Prudential Insurance Co. of America, Newark, N.J., is managing half of its $510 million voluntary employee beneficiary association plan using pioneering concepts of behavioral economics.
The firm also runs $100 million for outside clients using the large-cap strategy, and plans to introduce a $250 million midcap portfolio for outside clients by year end.
Behavioral economics is an unlikely marriage of behavioral science and economics that has produced a new body of investment theory.
Behavioral economics attempts to use behavioral science theories and techniques to understand why people make the economic and investment decisions they do, although those decisions often seem to be irrational in an economic sense.
Understanding why people make apparently irrational decisions may allow investors to discover market inefficiencies that can be exploited.
Some of the latest research findings were discussed at Harvard University Nov. 16 and 17 at a conference sponsored by the Cambridge Center for Behavioral Studies. Topics discussed included: "Optimistic Forecasts and Timid Decision Rules: Conflicting Biases in Decision Making;" "Myopic Loss Aversion and the Equity Premium Puzzle;" and "Why Smart People Persist in Making Stupid Choices."
Prudential is testing the application of behavioral principles to management of $250 million of its $510 million VEBA, which is a 501(c)9 defined contribution trust that also can be used for health and welfare benefits.
The hope is to eventually extend the strategy to its internally managed $6 billion defined benefit plan.
"What's nice about this whole marriage is it's giving a rationale to value investing. It's not just that the stock's been beaten up so much there's nowhere to go but up .*.*. Investors systematically make mistakes, which creates opportunities," said Mark Stumpp, managing director and chief investment officer at PDI Strategies, Short Hills, N.J., one of Pru's investment management subsidiaries.
"We've been using this strategy for a year, and we're beating the market with very little in technology," said Mr. Stumpp. He manages the VEBA.
In the first three quarters of 1995, the strategy has narrowly beaten the Standard & Poor's 500 Stock Index, with a return of 29.9%, vs. 29.7% for the benchmark.
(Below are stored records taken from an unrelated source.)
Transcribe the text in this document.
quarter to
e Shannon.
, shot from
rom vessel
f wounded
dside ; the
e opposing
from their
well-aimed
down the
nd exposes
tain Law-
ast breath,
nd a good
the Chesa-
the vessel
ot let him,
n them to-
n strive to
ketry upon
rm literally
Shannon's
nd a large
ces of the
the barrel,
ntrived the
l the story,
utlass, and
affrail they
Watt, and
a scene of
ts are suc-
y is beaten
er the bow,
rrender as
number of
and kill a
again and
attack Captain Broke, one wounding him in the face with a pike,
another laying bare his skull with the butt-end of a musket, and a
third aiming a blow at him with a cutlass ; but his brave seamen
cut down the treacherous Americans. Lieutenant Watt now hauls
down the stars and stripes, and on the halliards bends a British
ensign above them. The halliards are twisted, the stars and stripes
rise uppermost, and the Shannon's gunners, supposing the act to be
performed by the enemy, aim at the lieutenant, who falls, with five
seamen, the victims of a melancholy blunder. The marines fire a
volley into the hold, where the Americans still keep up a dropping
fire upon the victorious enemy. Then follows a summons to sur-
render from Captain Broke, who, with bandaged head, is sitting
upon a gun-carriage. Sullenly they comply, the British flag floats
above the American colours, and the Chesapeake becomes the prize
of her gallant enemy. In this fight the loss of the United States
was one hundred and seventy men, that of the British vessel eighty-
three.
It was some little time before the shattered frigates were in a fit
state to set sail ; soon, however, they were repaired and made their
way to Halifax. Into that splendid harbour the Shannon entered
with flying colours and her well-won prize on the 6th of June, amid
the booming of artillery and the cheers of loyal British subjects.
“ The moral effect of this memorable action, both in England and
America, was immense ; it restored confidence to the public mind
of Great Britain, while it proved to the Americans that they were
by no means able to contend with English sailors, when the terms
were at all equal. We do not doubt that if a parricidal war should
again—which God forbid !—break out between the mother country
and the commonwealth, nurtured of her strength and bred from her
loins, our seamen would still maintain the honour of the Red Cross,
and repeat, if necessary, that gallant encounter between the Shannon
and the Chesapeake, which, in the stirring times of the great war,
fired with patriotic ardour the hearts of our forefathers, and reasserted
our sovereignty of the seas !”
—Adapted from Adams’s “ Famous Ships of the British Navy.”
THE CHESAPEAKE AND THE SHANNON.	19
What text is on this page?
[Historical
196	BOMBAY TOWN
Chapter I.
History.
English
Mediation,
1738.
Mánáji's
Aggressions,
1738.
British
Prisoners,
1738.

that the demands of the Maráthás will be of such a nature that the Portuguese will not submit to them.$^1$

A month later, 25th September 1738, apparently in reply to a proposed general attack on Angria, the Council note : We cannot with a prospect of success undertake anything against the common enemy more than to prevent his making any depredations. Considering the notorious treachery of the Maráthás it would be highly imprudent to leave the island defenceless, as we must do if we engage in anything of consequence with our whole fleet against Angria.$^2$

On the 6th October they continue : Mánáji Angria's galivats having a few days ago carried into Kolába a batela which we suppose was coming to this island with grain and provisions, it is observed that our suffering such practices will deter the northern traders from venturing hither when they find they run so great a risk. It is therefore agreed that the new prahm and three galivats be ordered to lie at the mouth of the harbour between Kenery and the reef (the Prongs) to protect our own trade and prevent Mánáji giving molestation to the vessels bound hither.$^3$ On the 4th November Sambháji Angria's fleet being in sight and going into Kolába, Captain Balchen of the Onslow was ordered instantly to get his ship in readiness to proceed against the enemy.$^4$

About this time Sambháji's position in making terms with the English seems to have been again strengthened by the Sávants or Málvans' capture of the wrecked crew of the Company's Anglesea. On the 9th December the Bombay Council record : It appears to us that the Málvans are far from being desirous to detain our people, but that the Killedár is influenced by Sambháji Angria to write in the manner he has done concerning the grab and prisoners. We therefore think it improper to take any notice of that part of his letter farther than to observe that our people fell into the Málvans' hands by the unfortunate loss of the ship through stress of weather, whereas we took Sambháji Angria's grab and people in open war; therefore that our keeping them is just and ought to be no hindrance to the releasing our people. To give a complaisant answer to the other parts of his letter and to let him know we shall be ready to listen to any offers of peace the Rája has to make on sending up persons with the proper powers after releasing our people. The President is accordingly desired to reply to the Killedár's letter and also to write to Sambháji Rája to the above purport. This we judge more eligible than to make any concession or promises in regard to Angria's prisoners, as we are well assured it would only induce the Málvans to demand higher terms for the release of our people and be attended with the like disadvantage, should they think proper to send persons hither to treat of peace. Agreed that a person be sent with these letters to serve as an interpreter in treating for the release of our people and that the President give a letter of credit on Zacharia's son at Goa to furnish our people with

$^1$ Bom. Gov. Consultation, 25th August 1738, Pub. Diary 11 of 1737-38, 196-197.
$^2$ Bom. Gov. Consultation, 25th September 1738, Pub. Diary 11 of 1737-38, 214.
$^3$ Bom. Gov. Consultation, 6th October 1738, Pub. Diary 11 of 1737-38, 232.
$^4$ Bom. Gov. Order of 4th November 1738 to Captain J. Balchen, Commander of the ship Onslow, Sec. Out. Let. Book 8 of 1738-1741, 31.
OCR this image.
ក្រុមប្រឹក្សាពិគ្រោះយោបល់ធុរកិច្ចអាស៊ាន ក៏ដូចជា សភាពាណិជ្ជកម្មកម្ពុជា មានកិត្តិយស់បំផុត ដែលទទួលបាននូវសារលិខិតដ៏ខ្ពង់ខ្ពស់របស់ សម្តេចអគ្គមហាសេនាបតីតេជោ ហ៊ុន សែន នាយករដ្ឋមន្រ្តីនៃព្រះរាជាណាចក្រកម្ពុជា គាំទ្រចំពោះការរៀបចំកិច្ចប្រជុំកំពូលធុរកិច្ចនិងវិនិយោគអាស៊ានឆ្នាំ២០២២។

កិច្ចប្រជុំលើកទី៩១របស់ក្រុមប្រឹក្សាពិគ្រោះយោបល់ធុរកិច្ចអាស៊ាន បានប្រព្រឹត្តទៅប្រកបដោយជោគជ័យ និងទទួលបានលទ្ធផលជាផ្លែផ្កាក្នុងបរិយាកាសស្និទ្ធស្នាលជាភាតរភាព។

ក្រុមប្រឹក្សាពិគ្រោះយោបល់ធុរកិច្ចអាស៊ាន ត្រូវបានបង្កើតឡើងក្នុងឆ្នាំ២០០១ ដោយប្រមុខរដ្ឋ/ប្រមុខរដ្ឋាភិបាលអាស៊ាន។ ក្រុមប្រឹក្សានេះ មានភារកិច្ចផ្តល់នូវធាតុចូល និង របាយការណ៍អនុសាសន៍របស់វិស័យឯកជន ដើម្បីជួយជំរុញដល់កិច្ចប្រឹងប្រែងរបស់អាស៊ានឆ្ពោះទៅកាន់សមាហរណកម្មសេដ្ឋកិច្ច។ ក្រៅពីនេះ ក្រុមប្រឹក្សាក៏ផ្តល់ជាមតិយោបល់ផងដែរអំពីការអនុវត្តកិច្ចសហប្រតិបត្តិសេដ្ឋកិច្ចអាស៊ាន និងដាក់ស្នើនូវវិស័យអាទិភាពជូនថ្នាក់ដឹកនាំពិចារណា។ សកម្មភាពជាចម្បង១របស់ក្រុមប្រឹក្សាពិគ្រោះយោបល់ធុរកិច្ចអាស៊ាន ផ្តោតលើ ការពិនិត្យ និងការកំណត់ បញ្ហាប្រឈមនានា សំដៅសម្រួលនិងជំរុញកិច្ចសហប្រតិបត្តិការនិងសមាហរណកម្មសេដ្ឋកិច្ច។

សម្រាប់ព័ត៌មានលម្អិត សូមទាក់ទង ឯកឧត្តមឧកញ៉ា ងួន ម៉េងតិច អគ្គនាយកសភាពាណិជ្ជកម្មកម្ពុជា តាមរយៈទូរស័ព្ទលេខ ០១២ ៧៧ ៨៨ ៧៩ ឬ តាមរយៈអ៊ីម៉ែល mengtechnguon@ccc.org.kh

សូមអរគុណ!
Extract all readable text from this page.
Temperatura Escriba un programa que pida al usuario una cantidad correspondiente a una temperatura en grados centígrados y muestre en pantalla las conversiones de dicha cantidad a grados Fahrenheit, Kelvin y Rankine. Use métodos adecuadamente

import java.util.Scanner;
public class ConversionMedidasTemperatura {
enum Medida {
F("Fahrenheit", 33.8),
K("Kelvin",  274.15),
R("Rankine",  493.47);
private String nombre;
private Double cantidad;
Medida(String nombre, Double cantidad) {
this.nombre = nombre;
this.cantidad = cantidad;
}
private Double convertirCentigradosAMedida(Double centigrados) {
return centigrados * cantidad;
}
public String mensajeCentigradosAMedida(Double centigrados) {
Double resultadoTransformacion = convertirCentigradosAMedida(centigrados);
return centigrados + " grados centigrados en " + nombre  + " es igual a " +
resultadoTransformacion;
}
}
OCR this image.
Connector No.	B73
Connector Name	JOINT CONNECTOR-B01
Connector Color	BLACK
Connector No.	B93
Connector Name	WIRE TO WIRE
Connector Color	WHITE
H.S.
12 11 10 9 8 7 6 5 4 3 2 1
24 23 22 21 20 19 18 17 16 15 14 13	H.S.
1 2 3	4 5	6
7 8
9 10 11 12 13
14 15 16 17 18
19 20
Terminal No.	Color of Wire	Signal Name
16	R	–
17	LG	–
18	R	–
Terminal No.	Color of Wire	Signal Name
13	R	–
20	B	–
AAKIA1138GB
Mr. Stumpp also oversees the $6 billion in-house managed defined benefit plan. "If the psychological stuff starts to look successful, we'll apply it to the larger pension fund," he noted.
Mr. Stumpp, who holds a doctorate in economics, said behavioral science has provided a theoretical underpinning for contrarian investing, a strategy that has worked well for years for reasons that are hard to identify.
"These psychological things tend to steer you toward a value style. People are lousy forecasters....People have overpenalized (companies for negative events) or overextrapolated good things."
Mr. Stumpp's strategy is to underweight what he calls "glamour" stocks in the S&P 500, in favor of stocks that are cheap and have been around for a while.
Mr. Stumpp said value managers tend to consistently overweight certain sectors like banking and underweight technology. In actuality, it's not possible for those sectors to be misvalued for several decades, he said.
"We don't believe sectors and industries can become systematically misvalued. So we pick companies in each sector that offer the most value."
Holdings include: Dow Chemical Co., Pacific Telesis Group, PPG Industries Inc., America West Airlines Inc., Consolidated Edison Co. of New York Inc. and, in technology, Digital Equipment Corp. and Motorola Inc.
His strategy tries not to make big sector or stock bets. The most it can diverge from any S&P 500 sector is two percentage points.
Behavioral scientists have demonstrated that "the old Chicago school of efficient markets is starting to show some chinks," Mr. Stumpp said. "Theories are changing. Markets are sometimes inefficient. People sometimes make bad decisions. (Behavioral) theory leads to TAA and contrarian investments....You're going to hear a lot more about this stuff in the future than flash-in-the-pan stuff like neural networks."
Mr. Stumpp has looked into other hot new quantitative strategies like artificial intelligence, but found that "conventional statistical tools work fine. You can test statistical reliability. Conventional tools can deal with non-linear problems too (just like artificial intelligence techniques) and the models can be based on theory. Without a theory you're just taking shots in the dark."
In his case, the theory is simple. Valuations - not momentum - are important. So measures like discounted cash flow are key.
Another factor he follows closely is sales growth. "If it's rapidly accelerating, investors will extrapolate that into the future and overpay for it. Those are generally companies we would not be investing in."
In fact, companies with declining historic five-year sales growth and low price-earnings ratios "are companies we load up on."
Because buying such turnaround candidates can be risky, PDI holds more than 200 stocks to diversify the bets.
"Given that it's been a growth stock year and we're ahead of the market with a value strategy, we're pretty happy," he said.